Some days I come home from work and can hear heated exchanges as I put my keys to the door, and I have to confess I take the key back out and wait. Tonight was quiet, very quiet, almost too quiet. Either something big just went down or something did not withstand Captain Chaos’s rigorous stress testing. As I came in I noticed that the room had the just burgled look and there was Captain Chaos being cuddled with little tears. As I got ready to give him a hug and act as Doctor Dorset Dad fetching the pink wonder drug or if it’s near death, the medicine with the orange syringe. Personally the pink wonder drug cures everything, but I was told don’t feel too sorry for Captain Chaos as he did a death defying leap off the sofa, despite telling him not too. Apparently he took off in mid air like a military soldier and landed like a clown with a red bucket.
In the interest of comedy I asked my son just what he was doing, to which he replied “I was being a dragon Daddy.” Oh ok, that’s crystal clear then son, but the only thing he failed to realise was that dragons have wings and he did not. After cuddles and checking his smelly foot multiple times my wife asked for a second opinion. Now highly trained doctors know what to look for. Me? All I knew was that his foot stank after being held hostage in a sock for the entire day. I checked it as best I could and gave the all clear after much retching noises from my stomach. Captain Chaos ate dinner and we presumed it was all good apart from a little hobbling to the table. It was not until dinner that he asked to be carried upstairs to bed. My back began to cry and beg, no wait plead not to, but my son asked for Mummy to carry him. At this point my back leapt for joy!
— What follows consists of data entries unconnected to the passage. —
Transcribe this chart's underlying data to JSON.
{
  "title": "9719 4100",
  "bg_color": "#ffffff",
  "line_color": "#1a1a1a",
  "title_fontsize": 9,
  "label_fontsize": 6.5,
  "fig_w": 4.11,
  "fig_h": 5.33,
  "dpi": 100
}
As I went to sleep later that evening I was having pleasant dreams until what I can only describe as a revised version of a World War 2 siren started screaming the house down. We shot up to Captain Chaos who told us his foot hurt, but again no visible bruises, scratches or swelling and my wife on comedy patrol asked for my opinion. Sorry Sweet Cheeks, at what point did I become a trained doctor? At school I was told my resuscitating doll died, I think they were telling me then that I was not crack hot at the doctor thing, but again I picked up the smelly science experiment foot and gave it the once over as my wife asked. Ok, my diagnosis was that it stank so bad that even deodorant could not cure it, it was way past my bed time, my body was tired, and so was Captain Chaos but no I couldn’t tell if anything was wrong. I suggested we phone the doctors for their opinion, and my wife was straight on the blower, talking to a nurse who concluded he should go to hospital and wait for hours until we had lost the will to live, and get x rayed. As soon as the phone was put down my son stopped sobbing, brightened up and asked for snack, juice and television. My wife asked me what we should do, but as it was late at night he would be the bottom of the waiting list, so unless he screamed we should wait until morning then visit the hospital.
Morning arrived and as we woke up he asked for snack, juice, television, breakfast and a cuddle. By the time His Majesty had finished his list of demands from his peasant servants, I was losing the will to live. We then asked him to walk downstairs. At this point his old war wound appeared and suddenly he could not walk on the leg. We did think this should be looked into, as we were now not sure, but felt it was not that serious if he could list out his demands.
When I came home my wife said she had taken him to the hospital and was given the all clear. They would not even x-ray him unless he really needed to. The hospital said to see how he was tomorrow, and any problems bring him back. I did want to question the ‘problems’ bit as I would ask about his seemingly endless energy, the amazing skill to make things fall apart in his presence and upon the arrival of us his parents on the scene claiming “I did not do it!” To me those are problems, could we come back and discuss those? I felt not, so drank my coffee and prepared for the evening meal. Amazing how the old war wound came back and he needed carrying to the dinner table, but the moment he needed to get down it magically disappeared as it involved going to play! Just call me Mr. Suspicious!